In C of the W, Bertram is a guest at Totleigh Towers, country estate of Sir Watkyn Bassett, father to “God’s Daisy Chains” Madeline Bassett, betrothed of newt fancier Gussie Fink Nottle. The betrothal is in jeopardy, along with another upcoming union between Stiffy Bing and Stinker Pinker and Bertram has gone to save the day. But Sir Watkyn suspects Bertie of intentions to purloin his newly (but unjustly acquired) antique silver cow creamer. Sir Watkin turns the thumb screws on Bertie to the degree that Bertram reflects:
Life at Totleigh Towers had hardened me, blunting the gentler emotions, and I derived nothing but gratification from the news that Constable Oats had been meeting with accidents.

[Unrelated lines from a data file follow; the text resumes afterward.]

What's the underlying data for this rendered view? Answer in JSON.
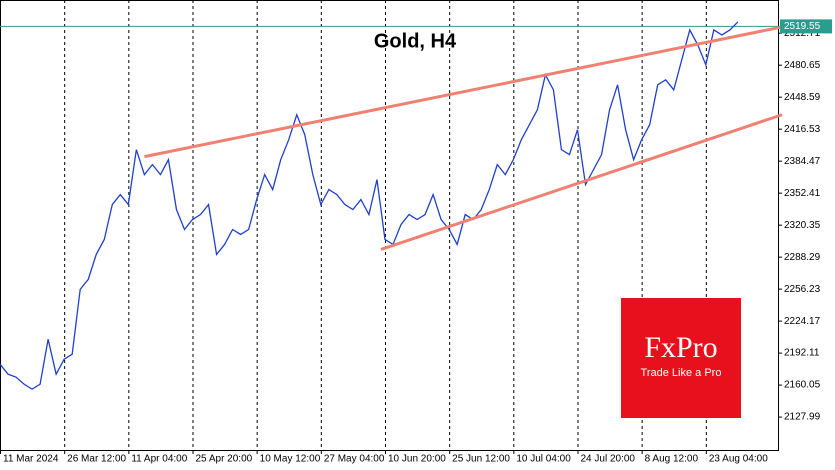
{
  "chart_data": {
    "type": "line",
    "title": "Gold, H4",
    "series": [
      {
        "name": "Gold",
        "color": "#1f3fcf",
        "values": [
          2181,
          2171,
          2168,
          2161,
          2156,
          2161,
          2206,
          2171,
          2186,
          2191,
          2256,
          2266,
          2291,
          2306,
          2341,
          2351,
          2341,
          2396,
          2371,
          2381,
          2371,
          2386,
          2336,
          2316,
          2326,
          2331,
          2341,
          2291,
          2301,
          2316,
          2311,
          2316,
          2346,
          2371,
          2356,
          2386,
          2406,
          2431,
          2411,
          2371,
          2341,
          2356,
          2351,
          2341,
          2336,
          2346,
          2331,
          2366,
          2306,
          2301,
          2321,
          2331,
          2326,
          2331,
          2351,
          2326,
          2316,
          2301,
          2331,
          2326,
          2336,
          2356,
          2381,
          2371,
          2386,
          2406,
          2421,
          2436,
          2471,
          2456,
          2396,
          2391,
          2416,
          2361,
          2376,
          2391,
          2436,
          2461,
          2416,
          2386,
          2406,
          2421,
          2461,
          2466,
          2456,
          2486,
          2516,
          2501,
          2481,
          2516,
          2511,
          2516,
          2524
        ]
      }
    ],
    "xlim": [
      0,
      97
    ],
    "ylim": [
      2095,
      2546
    ],
    "xticks": [
      {
        "value": 0,
        "label": "11 Mar 2024"
      },
      {
        "value": 8,
        "label": "26 Mar 12:00"
      },
      {
        "value": 16,
        "label": "11 Apr 04:00"
      },
      {
        "value": 24,
        "label": "25 Apr 20:00"
      },
      {
        "value": 32,
        "label": "10 May 12:00"
      },
      {
        "value": 40,
        "label": "27 May 04:00"
      },
      {
        "value": 48,
        "label": "10 Jun 20:00"
      },
      {
        "value": 56,
        "label": "25 Jun 12:00"
      },
      {
        "value": 64,
        "label": "10 Jul 04:00"
      },
      {
        "value": 72,
        "label": "24 Jul 20:00"
      },
      {
        "value": 80,
        "label": "8 Aug 12:00"
      },
      {
        "value": 88,
        "label": "23 Aug 04:00"
      }
    ],
    "yticks": [
      2127.99,
      2160.05,
      2192.11,
      2224.17,
      2256.23,
      2288.29,
      2320.35,
      2352.41,
      2384.47,
      2416.53,
      2448.59,
      2480.65,
      2512.71
    ],
    "grid": true,
    "last_price": 2519.55,
    "trendlines": [
      {
        "color": "#f08070",
        "x": [
          18,
          97.5
        ],
        "y": [
          2389,
          2519
        ]
      },
      {
        "color": "#f08070",
        "x": [
          47.5,
          97.5
        ],
        "y": [
          2296,
          2431
        ]
      }
    ],
    "logo": {
      "brand": "FxPro",
      "tagline": "Trade Like a Pro"
    }
  }
}
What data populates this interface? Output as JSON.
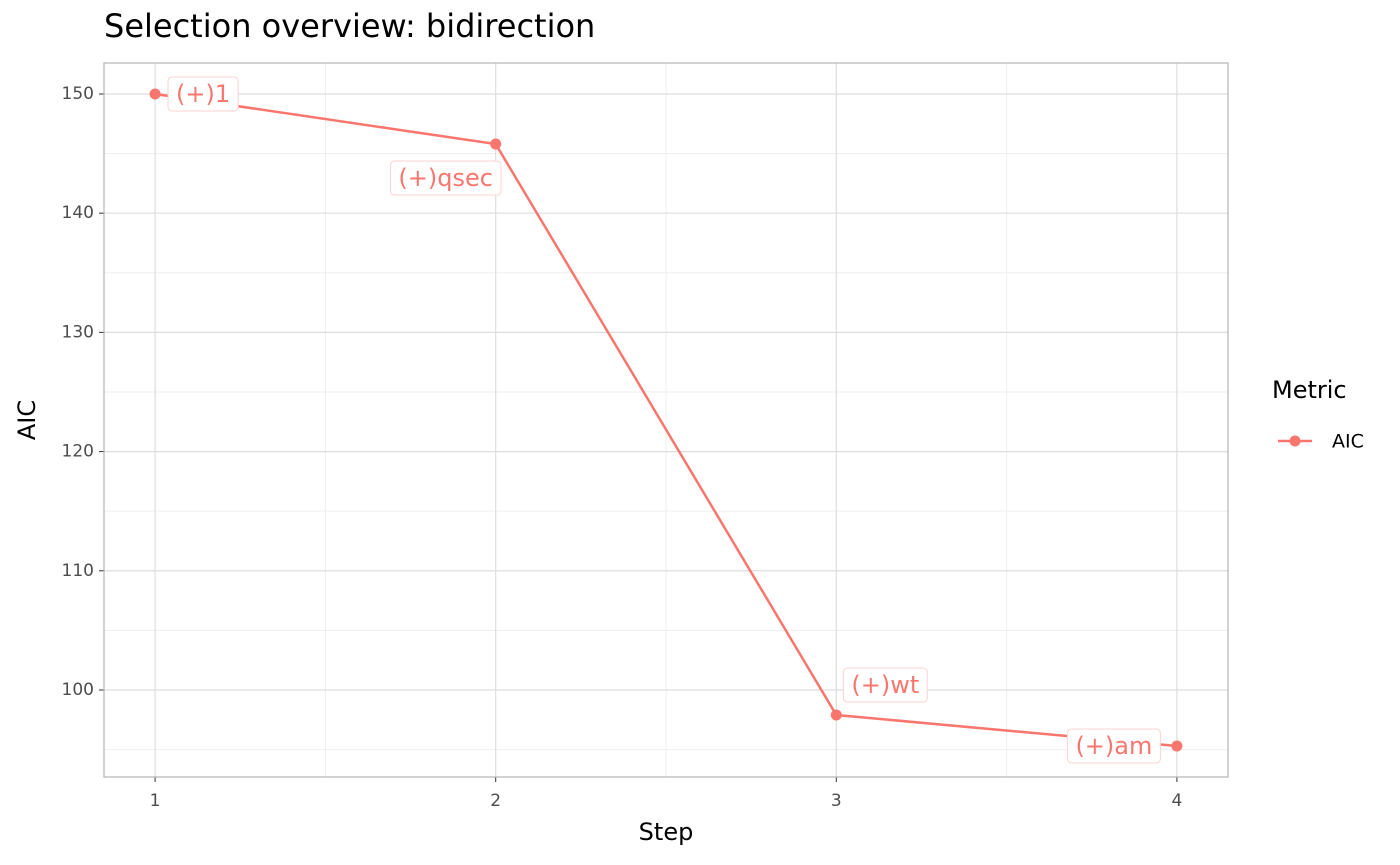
{
  "chart_data": {
    "type": "line",
    "title": "Selection overview: bidirection",
    "x_label": "Step",
    "y_label": "AIC",
    "x": [
      1,
      2,
      3,
      4
    ],
    "series": [
      {
        "name": "AIC",
        "color": "#F8766D",
        "values": [
          150,
          145.8,
          97.9,
          95.3
        ],
        "point_labels": [
          "(+)1",
          "(+)qsec",
          "(+)wt",
          "(+)am"
        ]
      }
    ],
    "xlim": [
      0.85,
      4.15
    ],
    "xticks": [
      1,
      2,
      3,
      4
    ],
    "ylim": [
      92.7,
      152.6
    ],
    "yticks": [
      100,
      110,
      120,
      130,
      140,
      150
    ],
    "grid": true,
    "minor_grid": true,
    "legend_title": "Metric",
    "legend_position": "right"
  }
}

Only one thing could have pleased me more -- if I had been informed that Sir Watkyn Basset had trodden on the soap and come a purler in the bath tub.
And here’s the word.
purler
noun Brit. informal
A headlong fall: the horse went a purler at the last fence.
ORIGIN nid 19th cent: from dialect purl ‘upset, overturn’.

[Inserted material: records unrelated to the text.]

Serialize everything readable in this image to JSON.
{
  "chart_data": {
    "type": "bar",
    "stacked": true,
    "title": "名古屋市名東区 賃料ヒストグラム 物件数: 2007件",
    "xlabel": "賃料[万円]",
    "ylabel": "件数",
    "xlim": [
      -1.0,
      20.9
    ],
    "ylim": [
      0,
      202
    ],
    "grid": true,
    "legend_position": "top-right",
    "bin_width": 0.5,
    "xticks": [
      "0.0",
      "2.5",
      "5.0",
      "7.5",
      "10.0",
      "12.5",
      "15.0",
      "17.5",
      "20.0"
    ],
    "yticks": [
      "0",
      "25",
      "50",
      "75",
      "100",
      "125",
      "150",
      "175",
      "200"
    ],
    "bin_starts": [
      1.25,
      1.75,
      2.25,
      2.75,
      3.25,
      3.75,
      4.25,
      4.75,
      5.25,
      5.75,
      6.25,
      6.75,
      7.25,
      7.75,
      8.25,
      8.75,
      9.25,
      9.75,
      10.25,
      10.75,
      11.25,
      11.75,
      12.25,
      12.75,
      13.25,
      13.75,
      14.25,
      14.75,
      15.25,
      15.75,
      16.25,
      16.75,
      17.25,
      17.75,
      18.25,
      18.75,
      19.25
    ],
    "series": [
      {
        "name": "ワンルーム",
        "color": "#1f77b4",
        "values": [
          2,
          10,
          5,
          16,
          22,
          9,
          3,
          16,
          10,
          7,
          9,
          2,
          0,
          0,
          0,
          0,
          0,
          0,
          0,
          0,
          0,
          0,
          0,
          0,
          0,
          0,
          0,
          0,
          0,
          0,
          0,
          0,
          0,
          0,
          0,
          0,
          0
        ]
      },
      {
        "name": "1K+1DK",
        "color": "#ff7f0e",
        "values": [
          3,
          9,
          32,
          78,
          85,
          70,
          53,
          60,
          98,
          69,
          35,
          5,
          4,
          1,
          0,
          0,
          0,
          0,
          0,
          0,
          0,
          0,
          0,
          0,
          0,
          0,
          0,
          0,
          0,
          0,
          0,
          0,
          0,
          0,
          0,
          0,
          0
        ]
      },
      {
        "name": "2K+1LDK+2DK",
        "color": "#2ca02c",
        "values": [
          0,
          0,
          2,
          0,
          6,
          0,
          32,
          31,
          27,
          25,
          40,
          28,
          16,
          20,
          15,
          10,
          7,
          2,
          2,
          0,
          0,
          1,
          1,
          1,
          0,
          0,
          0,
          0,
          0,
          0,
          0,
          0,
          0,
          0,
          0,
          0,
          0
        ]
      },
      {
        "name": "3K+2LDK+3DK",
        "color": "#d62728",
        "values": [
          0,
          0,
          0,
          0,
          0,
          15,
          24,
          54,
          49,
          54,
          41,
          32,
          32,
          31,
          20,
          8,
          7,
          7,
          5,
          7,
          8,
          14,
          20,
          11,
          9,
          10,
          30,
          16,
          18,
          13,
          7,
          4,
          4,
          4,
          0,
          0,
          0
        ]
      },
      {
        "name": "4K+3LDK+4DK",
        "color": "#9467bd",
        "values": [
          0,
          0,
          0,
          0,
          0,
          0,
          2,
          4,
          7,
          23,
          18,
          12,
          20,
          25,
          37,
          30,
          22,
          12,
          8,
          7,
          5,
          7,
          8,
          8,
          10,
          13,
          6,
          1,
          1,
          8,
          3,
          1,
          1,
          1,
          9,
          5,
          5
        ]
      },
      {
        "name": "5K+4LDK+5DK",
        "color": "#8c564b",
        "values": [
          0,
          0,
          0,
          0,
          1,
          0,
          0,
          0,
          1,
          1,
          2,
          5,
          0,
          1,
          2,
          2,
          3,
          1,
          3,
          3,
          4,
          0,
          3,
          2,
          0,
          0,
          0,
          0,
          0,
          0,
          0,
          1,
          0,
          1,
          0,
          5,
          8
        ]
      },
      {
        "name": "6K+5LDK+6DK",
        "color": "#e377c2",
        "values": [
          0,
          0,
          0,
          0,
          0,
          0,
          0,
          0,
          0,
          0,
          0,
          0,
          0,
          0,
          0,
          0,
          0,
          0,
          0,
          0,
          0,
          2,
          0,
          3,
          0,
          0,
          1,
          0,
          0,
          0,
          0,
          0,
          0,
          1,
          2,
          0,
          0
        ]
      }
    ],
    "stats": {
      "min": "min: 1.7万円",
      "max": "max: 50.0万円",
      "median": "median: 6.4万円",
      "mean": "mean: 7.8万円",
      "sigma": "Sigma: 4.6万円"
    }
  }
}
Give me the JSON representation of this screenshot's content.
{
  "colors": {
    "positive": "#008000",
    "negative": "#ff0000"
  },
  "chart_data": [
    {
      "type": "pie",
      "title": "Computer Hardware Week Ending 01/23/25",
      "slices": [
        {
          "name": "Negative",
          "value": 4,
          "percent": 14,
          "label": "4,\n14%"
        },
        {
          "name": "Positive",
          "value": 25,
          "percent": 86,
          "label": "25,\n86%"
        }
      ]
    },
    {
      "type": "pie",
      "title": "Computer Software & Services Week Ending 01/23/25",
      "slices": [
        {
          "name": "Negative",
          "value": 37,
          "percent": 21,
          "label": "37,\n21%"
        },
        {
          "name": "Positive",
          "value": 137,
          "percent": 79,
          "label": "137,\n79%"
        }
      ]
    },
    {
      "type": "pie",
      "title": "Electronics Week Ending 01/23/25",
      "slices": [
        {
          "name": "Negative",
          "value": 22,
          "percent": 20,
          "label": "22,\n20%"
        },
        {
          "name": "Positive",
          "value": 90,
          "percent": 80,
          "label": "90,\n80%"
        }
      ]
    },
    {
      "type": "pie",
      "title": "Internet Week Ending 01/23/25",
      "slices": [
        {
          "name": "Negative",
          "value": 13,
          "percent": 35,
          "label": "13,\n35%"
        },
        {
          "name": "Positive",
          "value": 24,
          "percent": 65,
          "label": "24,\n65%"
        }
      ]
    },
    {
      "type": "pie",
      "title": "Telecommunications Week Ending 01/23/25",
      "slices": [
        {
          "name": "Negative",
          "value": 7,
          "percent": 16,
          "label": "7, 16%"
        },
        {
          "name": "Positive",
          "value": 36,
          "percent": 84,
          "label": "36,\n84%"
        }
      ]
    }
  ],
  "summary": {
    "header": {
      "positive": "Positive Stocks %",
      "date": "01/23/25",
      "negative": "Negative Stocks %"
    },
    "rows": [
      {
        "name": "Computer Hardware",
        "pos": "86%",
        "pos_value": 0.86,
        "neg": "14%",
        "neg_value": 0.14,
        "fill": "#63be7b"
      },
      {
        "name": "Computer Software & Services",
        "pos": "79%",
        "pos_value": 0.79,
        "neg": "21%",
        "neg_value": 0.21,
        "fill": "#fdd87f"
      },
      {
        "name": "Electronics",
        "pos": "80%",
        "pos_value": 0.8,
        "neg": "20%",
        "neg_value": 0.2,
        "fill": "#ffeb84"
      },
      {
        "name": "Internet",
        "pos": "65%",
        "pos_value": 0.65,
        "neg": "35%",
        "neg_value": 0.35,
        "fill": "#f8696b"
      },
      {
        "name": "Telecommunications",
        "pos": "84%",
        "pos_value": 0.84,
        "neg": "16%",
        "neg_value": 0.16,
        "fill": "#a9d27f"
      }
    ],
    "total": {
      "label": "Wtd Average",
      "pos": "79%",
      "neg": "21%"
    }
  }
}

Of course, the image of Sir Watkyn possibly coming a purler is so incredibly delightful because he’s really asked for it and one can’t help but fall into the soup with the possibilities. But purler?
Remind you of something? It’s even spelled like the purl stitch.
I did a web search to try and find more about the word, but the origin is murky at best, it being a colloquial expression. So if anyone has any light to shed here, please come forth. I did find that Aussies consider a purler to be something mighty fine, but that is about all I could really find.
Meanwhile, when I overturn a knit stitch to make a purl, I will be thinking about Sir Watkyn slipping on the soap and falling oh so ingloriously headfirst into his bubble bath in his dressing gown and doing a slippery, blubbery somersault in the drink. And since everything always comes out well in the end of a PG Wodehouse, I can be confident that no injuries will be sustained, only the sublime indignities so justly deserved.